FILTRÓN is a low cost household filter which treats contaminated water in order to render it safe to drink. FILTRÓN basically consists of a filtering element that can be made by local potters using local materials, with no need for electricity or advanced technology.

The Millennium Summit goal for 2015 to “halve the proportion of people without sustainable access to safe drinking water” is impossible to achieve by conventional methods, because costs would be too high. FILTRÓN is an innovatory system that can help attain this objective by ensuring low cost drinking water to poor families. Furthermore, it uses a technology that can be applied by members of the family and which generates job opportunities for local artisans.

FILTRÓN is not just a filter. In terms of health, it provides safe drinking water, removing turbidity and eliminating bacteria, which cannot pass through its tiny pores. The filter is impregnated with colloidal silver, which produces a reaction that makes any harmful agents passing through the filter completely harmless for human beings. Since FILTRÓN is made of clay, which is the basis of all known cultures, it is culturally acceptable to communities. Socially, the consumption of clean drinking water reduces illnesses, protects the household economy and guarantees a motivated workforce for the production of FILTRÓN, thus generating local employment. As far as technology is concerned, FILTRÓN can be made by local craftsmen using local materials; only a brief period of training is required. Mass production, too, involves a minimal amount of equipment. In economic terms, it guarantees drinking water for a Nicaraguan family at a cost of US$10 per filter.
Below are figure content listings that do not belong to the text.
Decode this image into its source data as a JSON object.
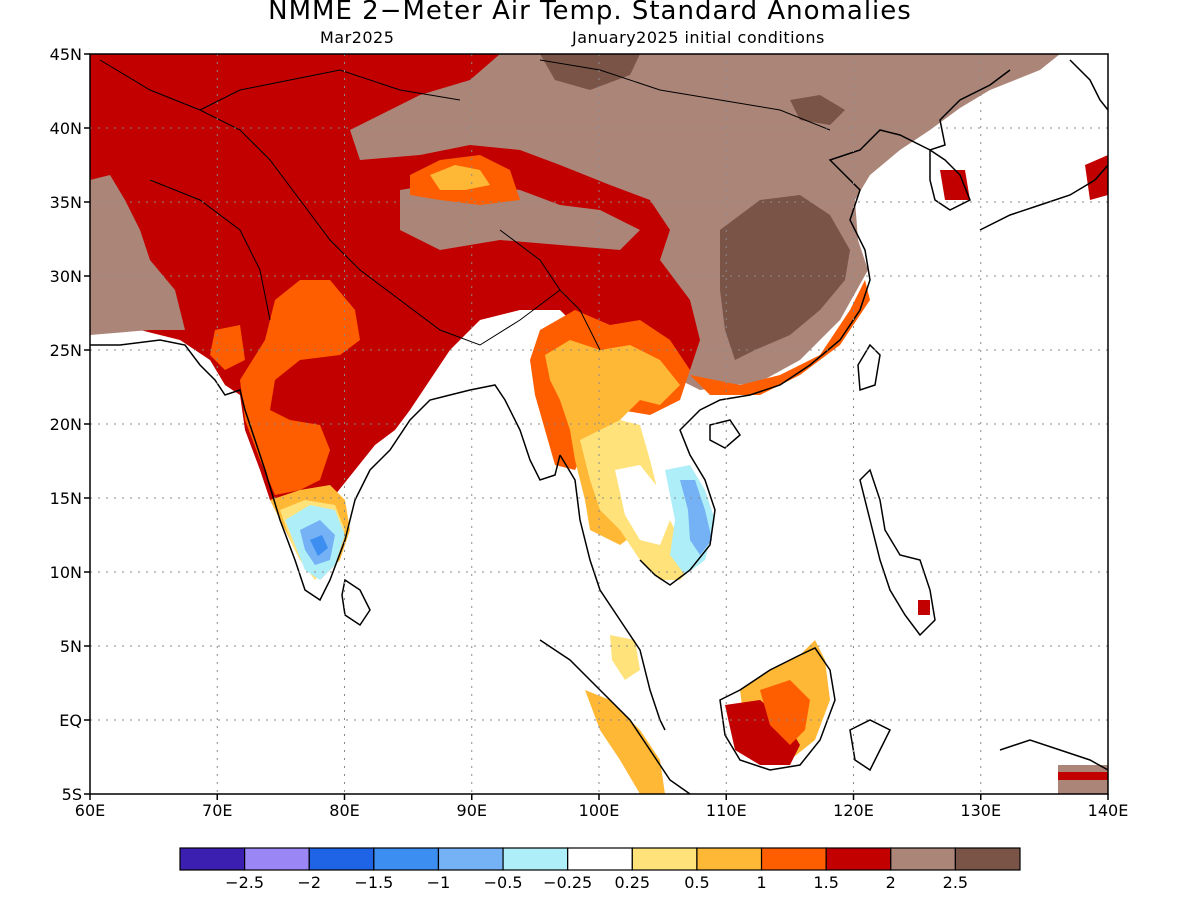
{
  "header": {
    "title": "NMME 2−Meter Air Temp. Standard Anomalies",
    "valid_month": "Mar2025",
    "initial_conditions": "January2025 initial conditions"
  },
  "map": {
    "lon_range": [
      60,
      140
    ],
    "lat_range": [
      -5,
      45
    ],
    "x_ticks": [
      {
        "value": 60,
        "label": "60E"
      },
      {
        "value": 70,
        "label": "70E"
      },
      {
        "value": 80,
        "label": "80E"
      },
      {
        "value": 90,
        "label": "90E"
      },
      {
        "value": 100,
        "label": "100E"
      },
      {
        "value": 110,
        "label": "110E"
      },
      {
        "value": 120,
        "label": "120E"
      },
      {
        "value": 130,
        "label": "130E"
      },
      {
        "value": 140,
        "label": "140E"
      }
    ],
    "y_ticks": [
      {
        "value": 45,
        "label": "45N"
      },
      {
        "value": 40,
        "label": "40N"
      },
      {
        "value": 35,
        "label": "35N"
      },
      {
        "value": 30,
        "label": "30N"
      },
      {
        "value": 25,
        "label": "25N"
      },
      {
        "value": 20,
        "label": "20N"
      },
      {
        "value": 15,
        "label": "15N"
      },
      {
        "value": 10,
        "label": "10N"
      },
      {
        "value": 5,
        "label": "5N"
      },
      {
        "value": 0,
        "label": "EQ"
      },
      {
        "value": -5,
        "label": "5S"
      }
    ],
    "grid": "dotted"
  },
  "legend": {
    "bins": [
      {
        "color": "#3a1fb0"
      },
      {
        "color": "#9b86f5"
      },
      {
        "color": "#1f64e6"
      },
      {
        "color": "#3c8ef0"
      },
      {
        "color": "#74b1f5"
      },
      {
        "color": "#aeeef8"
      },
      {
        "color": "#ffffff"
      },
      {
        "color": "#ffe27a"
      },
      {
        "color": "#ffb835"
      },
      {
        "color": "#ff5e00"
      },
      {
        "color": "#c20000"
      },
      {
        "color": "#ac8579"
      },
      {
        "color": "#7a5447"
      }
    ],
    "labels": [
      "−2.5",
      "−2",
      "−1.5",
      "−1",
      "−0.5",
      "−0.25",
      "0.25",
      "0.5",
      "1",
      "1.5",
      "2",
      "2.5"
    ]
  },
  "colors": {
    "brown_dark": "#7a5447",
    "brown": "#ac8579",
    "dark_red": "#c20000",
    "red_orange": "#ff5e00",
    "orange": "#ffb835",
    "light_yellow": "#ffe27a",
    "light_cyan": "#aeeef8",
    "light_blue": "#74b1f5",
    "blue": "#3c8ef0"
  }
}
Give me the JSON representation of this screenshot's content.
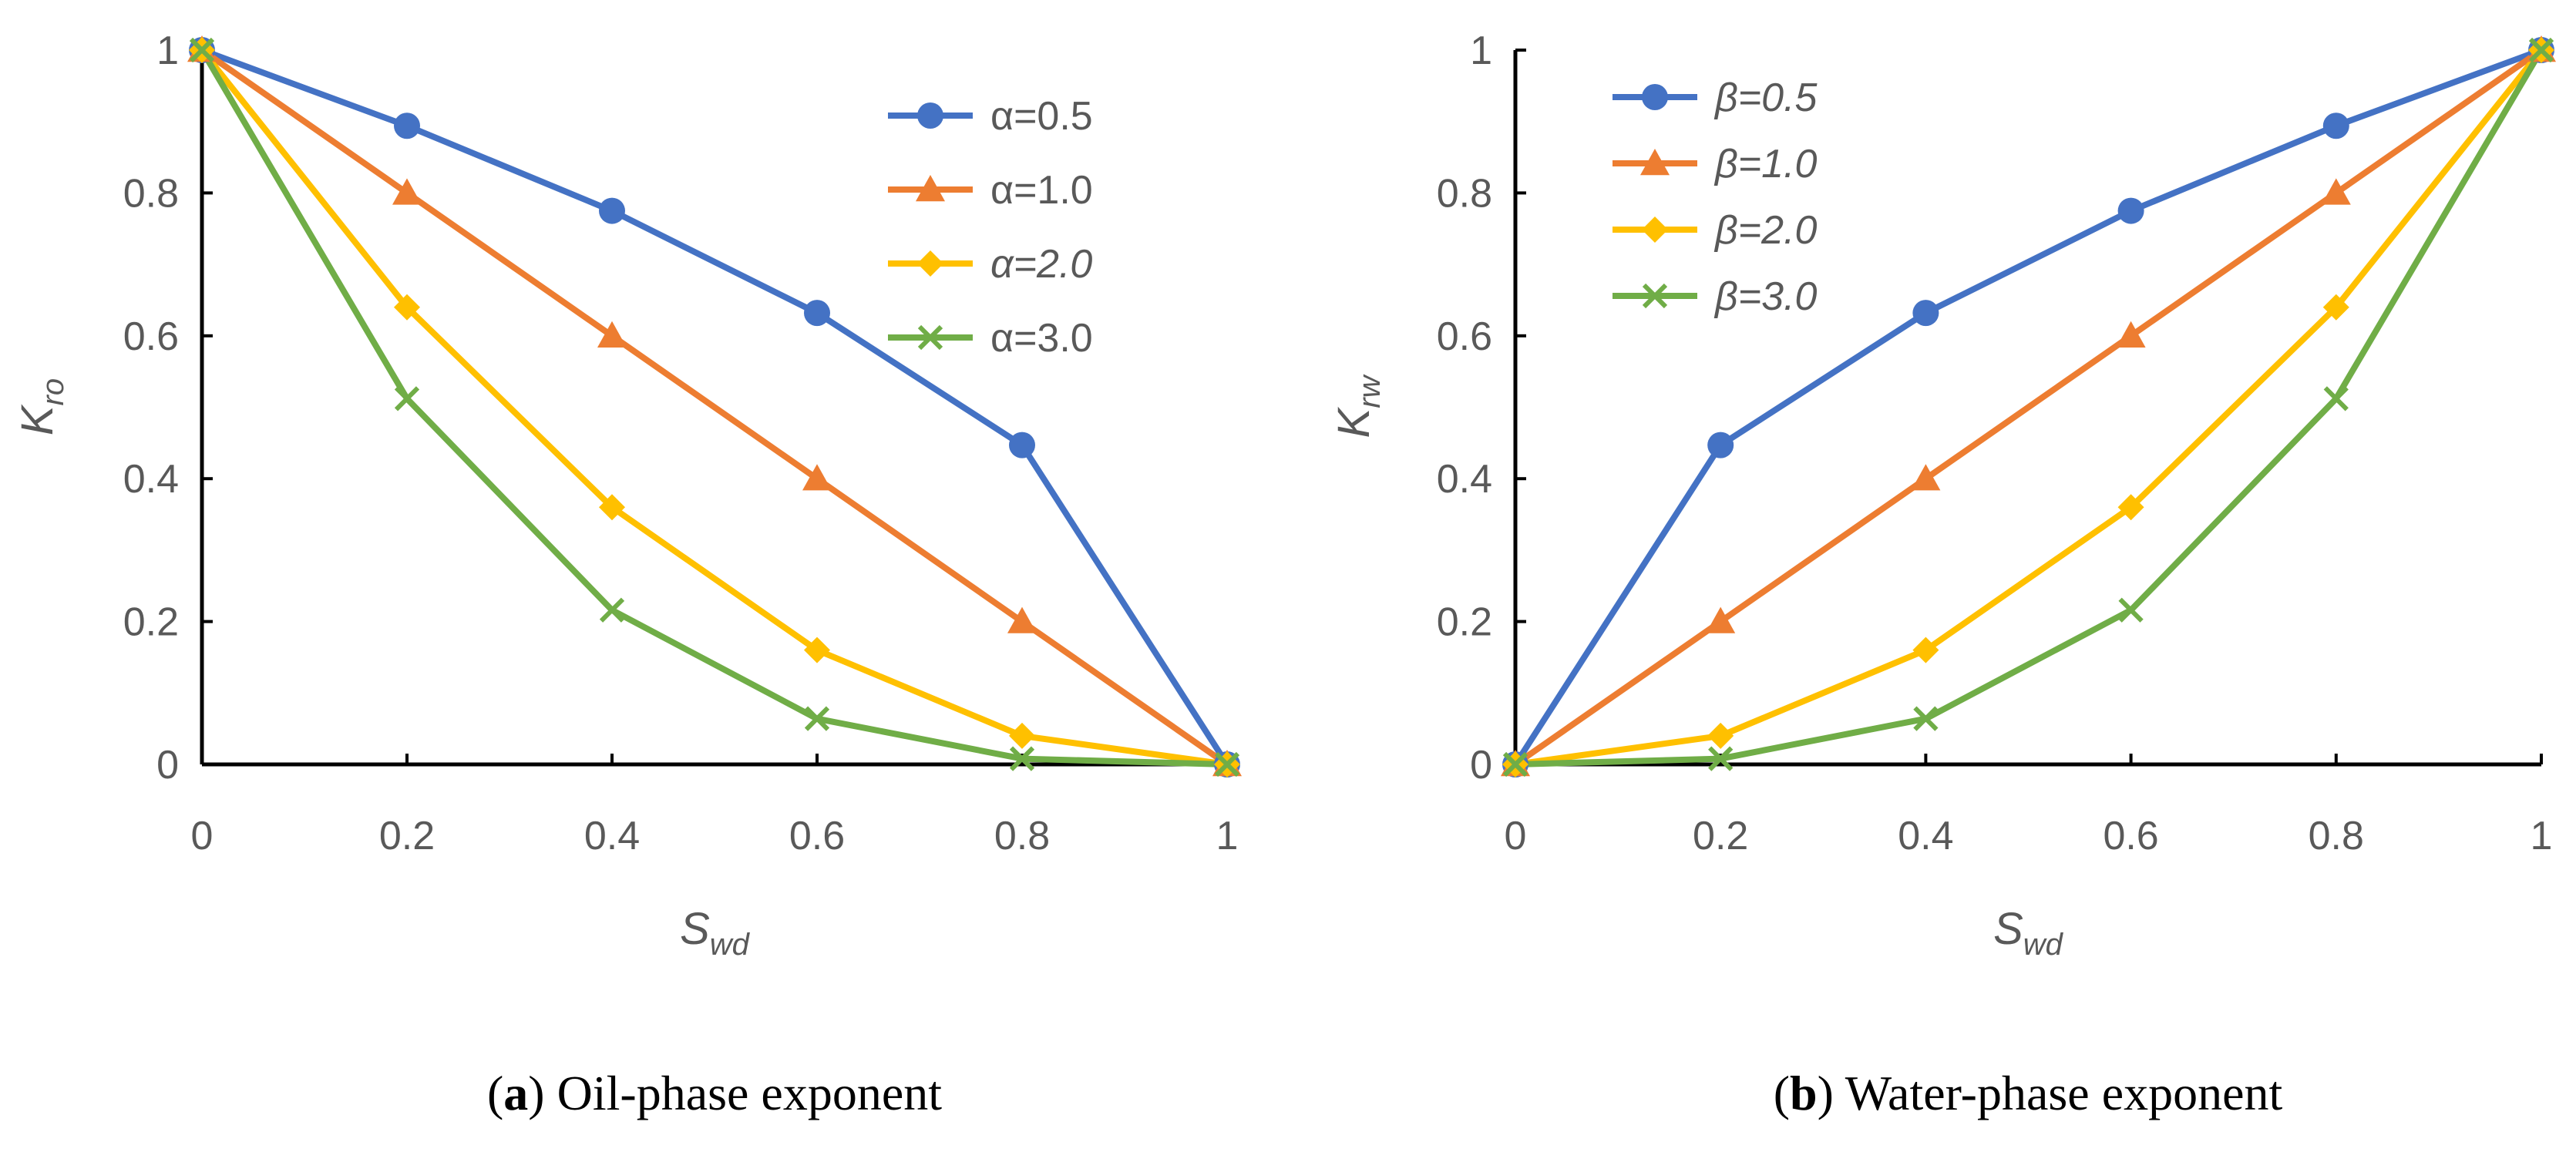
{
  "chart_data": [
    {
      "type": "line",
      "caption": {
        "letter": "a",
        "text": " Oil-phase exponent"
      },
      "xlabel": {
        "main": "S",
        "sub": "wd"
      },
      "ylabel": {
        "main": "K",
        "sub": "ro"
      },
      "xlim": [
        0,
        1
      ],
      "ylim": [
        0,
        1
      ],
      "xticks": [
        "0",
        "0.2",
        "0.4",
        "0.6",
        "0.8",
        "1"
      ],
      "yticks": [
        "0",
        "0.2",
        "0.4",
        "0.6",
        "0.8",
        "1"
      ],
      "x": [
        0,
        0.2,
        0.4,
        0.6,
        0.8,
        1
      ],
      "legend_position": "top-right",
      "series": [
        {
          "name": "α=0.5",
          "italic": false,
          "color": "#4472C4",
          "marker": "circle",
          "values": [
            1,
            0.894,
            0.775,
            0.632,
            0.447,
            0
          ]
        },
        {
          "name": "α=1.0",
          "italic": false,
          "color": "#ED7D31",
          "marker": "triangle",
          "values": [
            1,
            0.8,
            0.6,
            0.4,
            0.2,
            0
          ]
        },
        {
          "name": "α=2.0",
          "italic": true,
          "color": "#FFC000",
          "marker": "diamond",
          "values": [
            1,
            0.64,
            0.36,
            0.16,
            0.04,
            0
          ]
        },
        {
          "name": "α=3.0",
          "italic": false,
          "color": "#70AD47",
          "marker": "x",
          "values": [
            1,
            0.512,
            0.216,
            0.064,
            0.008,
            0
          ]
        }
      ]
    },
    {
      "type": "line",
      "caption": {
        "letter": "b",
        "text": " Water-phase exponent"
      },
      "xlabel": {
        "main": "S",
        "sub": "wd"
      },
      "ylabel": {
        "main": "K",
        "sub": "rw"
      },
      "xlim": [
        0,
        1
      ],
      "ylim": [
        0,
        1
      ],
      "xticks": [
        "0",
        "0.2",
        "0.4",
        "0.6",
        "0.8",
        "1"
      ],
      "yticks": [
        "0",
        "0.2",
        "0.4",
        "0.6",
        "0.8",
        "1"
      ],
      "x": [
        0,
        0.2,
        0.4,
        0.6,
        0.8,
        1
      ],
      "legend_position": "top-left",
      "series": [
        {
          "name": "β=0.5",
          "italic": true,
          "color": "#4472C4",
          "marker": "circle",
          "values": [
            0,
            0.447,
            0.632,
            0.775,
            0.894,
            1
          ]
        },
        {
          "name": "β=1.0",
          "italic": true,
          "color": "#ED7D31",
          "marker": "triangle",
          "values": [
            0,
            0.2,
            0.4,
            0.6,
            0.8,
            1
          ]
        },
        {
          "name": "β=2.0",
          "italic": true,
          "color": "#FFC000",
          "marker": "diamond",
          "values": [
            0,
            0.04,
            0.16,
            0.36,
            0.64,
            1
          ]
        },
        {
          "name": "β=3.0",
          "italic": true,
          "color": "#70AD47",
          "marker": "x",
          "values": [
            0,
            0.008,
            0.064,
            0.216,
            0.512,
            1
          ]
        }
      ]
    }
  ]
}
FILTRÓN is based on pre-Columbian American practices, which included working a clay pot from which they extracted uncontaminated water by tilting the container on its side; now a faucet is used instead. In 1980, Fernando Mazariego improved this system by introducing an application of colloidal silver. In 1998, Potters for Peace, an international NGO that trains potters from developing countries, made further progress by developing a large-scale production process, which substantially reduced costs from US$20 to US$10 per filter. An important part in all this was played by Ron Rivera, a sociologist and potter, who had a leading role in the process of improving and disseminating the technology at the international level.

FILTRÓN has received national and international recognition. Among the most important at the international level are the World Bank’s “Marketplace 2004” Prize in Cambodia, awarded for the transfer of the technology from Nicaragua, and a prize awarded by the Association of Latin-American Health Engineers in1982.

Potters for Peace decided not to patent the technology, but to publish information on the INTERNET and make it public domain.